Plot individual runs and means for bins.

%matplotlib inline

# Add individual k-fold runs
for run in range(number_of_splits):
    plt.plot(results_model_probability.loc[run],
             results_fraction_positive.loc[run],
             linestyle='--',
             linewidth=0.75,
             color='0.5')
    
# Add mean
plt.plot(results_model_probability.mean(axis=0),
         results_fraction_positive.mean(axis=0),
         linestyle='-',
         linewidth=2,
         color='darkorange',
         label='mean')

# Add diagonal
plt.plot([0,1],[0,1],
         linestyle='--',
         label='theoretical')

plt.xlabel('Model probability')
plt.ylabel('Fraction positive')

plt.title('Reliability plot')

plt.grid()
plt.legend()
plt.show()
_images/50_check_calibration_26_0.png

Observations#

  • Using k-fold splits and taking the mean we can see our model probability is reasonably well calibrated.

  • Testing the model calibration gives us confidence that the probabilities reported by the model are reasonable.

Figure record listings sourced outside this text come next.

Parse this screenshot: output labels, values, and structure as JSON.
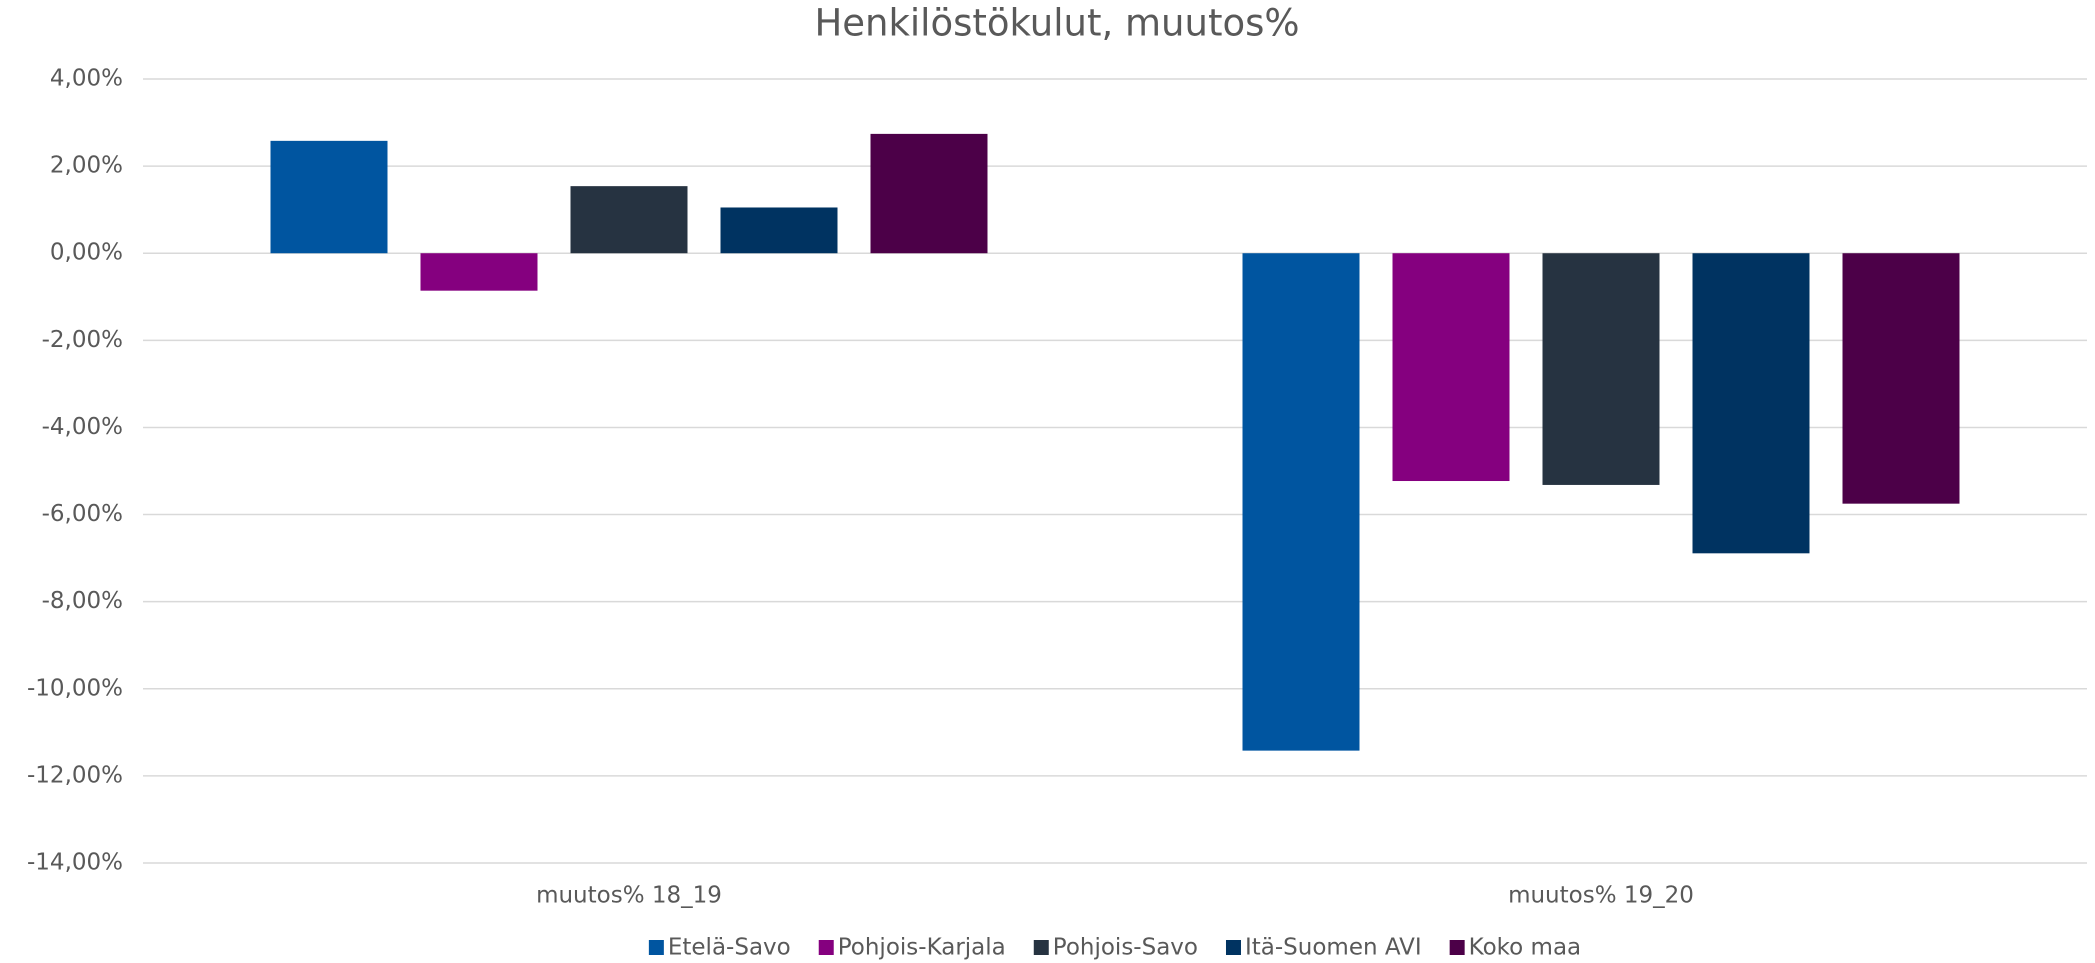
{
  "chart_data": {
    "type": "bar",
    "title": "Henkilöstökulut, muutos%",
    "categories": [
      "muutos% 18_19",
      "muutos% 19_20"
    ],
    "series": [
      {
        "name": "Etelä-Savo",
        "color": "#0055a0",
        "values": [
          2.58,
          -11.42
        ]
      },
      {
        "name": "Pohjois-Karjala",
        "color": "#85007f",
        "values": [
          -0.86,
          -5.23
        ]
      },
      {
        "name": "Pohjois-Savo",
        "color": "#263341",
        "values": [
          1.54,
          -5.32
        ]
      },
      {
        "name": "Itä-Suomen AVI",
        "color": "#003361",
        "values": [
          1.05,
          -6.89
        ]
      },
      {
        "name": "Koko maa",
        "color": "#4c0048",
        "values": [
          2.74,
          -5.75
        ]
      }
    ],
    "ylim": [
      -14,
      4
    ],
    "yticks": [
      {
        "value": -14,
        "label": "-14,00%"
      },
      {
        "value": -12,
        "label": "-12,00%"
      },
      {
        "value": -10,
        "label": "-10,00%"
      },
      {
        "value": -8,
        "label": "-8,00%"
      },
      {
        "value": -6,
        "label": "-6,00%"
      },
      {
        "value": -4,
        "label": "-4,00%"
      },
      {
        "value": -2,
        "label": "-2,00%"
      },
      {
        "value": 0,
        "label": "0,00%"
      },
      {
        "value": 2,
        "label": "2,00%"
      },
      {
        "value": 4,
        "label": "4,00%"
      }
    ],
    "grid": true,
    "legend": "bottom"
  }
}
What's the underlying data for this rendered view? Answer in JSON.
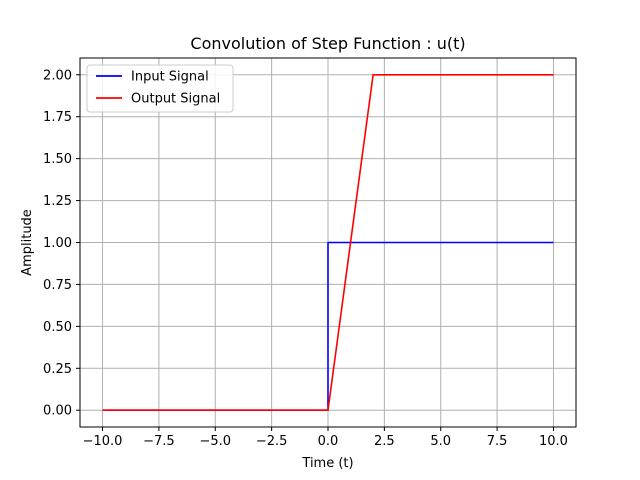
{
  "chart_data": {
    "type": "line",
    "title": "Convolution of Step Function : u(t)",
    "xlabel": "Time (t)",
    "ylabel": "Amplitude",
    "xlim": [
      -11,
      11
    ],
    "ylim": [
      -0.1,
      2.1
    ],
    "xticks": [
      -10.0,
      -7.5,
      -5.0,
      -2.5,
      0.0,
      2.5,
      5.0,
      7.5,
      10.0
    ],
    "xtick_labels": [
      "−10.0",
      "−7.5",
      "−5.0",
      "−2.5",
      "0.0",
      "2.5",
      "5.0",
      "7.5",
      "10.0"
    ],
    "yticks": [
      0.0,
      0.25,
      0.5,
      0.75,
      1.0,
      1.25,
      1.5,
      1.75,
      2.0
    ],
    "ytick_labels": [
      "0.00",
      "0.25",
      "0.50",
      "0.75",
      "1.00",
      "1.25",
      "1.50",
      "1.75",
      "2.00"
    ],
    "grid": true,
    "legend_position": "top-left",
    "series": [
      {
        "name": "Input Signal",
        "color": "#0000ff",
        "x": [
          -10,
          0,
          0,
          10
        ],
        "y": [
          0,
          0,
          1,
          1
        ]
      },
      {
        "name": "Output Signal",
        "color": "#ff0000",
        "x": [
          -10,
          0,
          2,
          10
        ],
        "y": [
          0,
          0,
          2,
          2
        ]
      }
    ]
  }
}
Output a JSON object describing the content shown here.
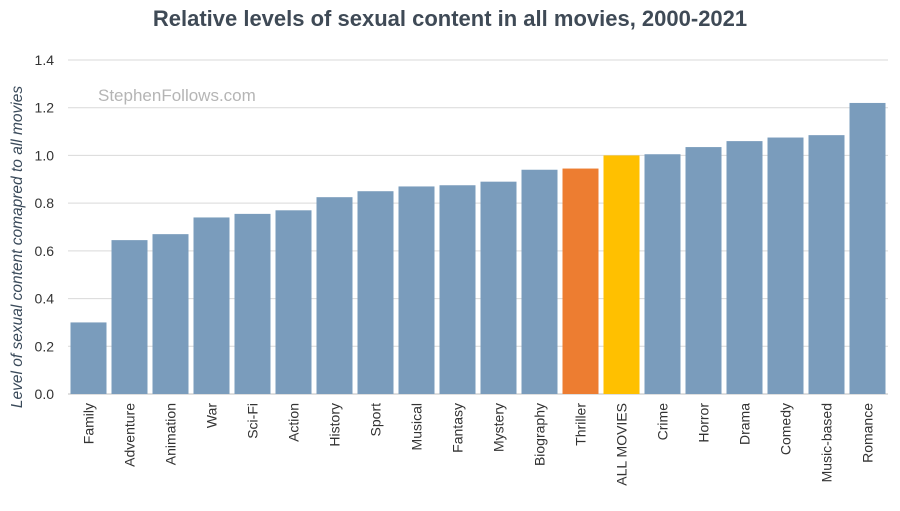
{
  "chart_data": {
    "type": "bar",
    "title": "Relative levels of sexual content in all movies, 2000-2021",
    "ylabel": "Level of sexual content comapred to all movies",
    "xlabel": "",
    "watermark": "StephenFollows.com",
    "ylim": [
      0,
      1.4
    ],
    "yticks": [
      "0.0",
      "0.2",
      "0.4",
      "0.6",
      "0.8",
      "1.0",
      "1.2",
      "1.4"
    ],
    "grid": true,
    "categories": [
      "Family",
      "Adventure",
      "Animation",
      "War",
      "Sci-Fi",
      "Action",
      "History",
      "Sport",
      "Musical",
      "Fantasy",
      "Mystery",
      "Biography",
      "Thriller",
      "ALL MOVIES",
      "Crime",
      "Horror",
      "Drama",
      "Comedy",
      "Music-based",
      "Romance"
    ],
    "values": [
      0.3,
      0.645,
      0.67,
      0.74,
      0.755,
      0.77,
      0.825,
      0.85,
      0.87,
      0.875,
      0.89,
      0.94,
      0.945,
      1.0,
      1.005,
      1.035,
      1.06,
      1.075,
      1.085,
      1.22
    ],
    "colors": {
      "default": "#7a9cbc",
      "Thriller": "#ed7d31",
      "ALL MOVIES": "#ffc000",
      "grid": "#d9d9d9",
      "title": "#3f4a56"
    }
  }
}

What do do if a model is poorly calibrated#

If a model is poorly calibrated (if the calibration curve is significantly offset from the diagonal) then the model may be recalibrated. The most common method of recalibration is to take the probability output of the calibration data set(s) and fit a logistic regression model using those outputs and the known y values (survived or not) for those probabilities. This is known as Platt scaling. Another method is known as isotonic scaling, but is prone to over-fitting, so is only suitable for large data sets.

Platt scaling may be easily implemented by adding in a logistic regression model fitted to the output of the calibration test. Platt scaling and isotonic scaling may also be performed by using the CalibratedClassifier method built in to sklearn:

https://scikit-learn.org/stable/modules/generated/sklearn.calibration.CalibratedClassifierCV.html

For an example of recalibration here, see the notebook: “The effect of over-sampling and under-sampling on model calibration” (in the section on working with imbalanced data sets).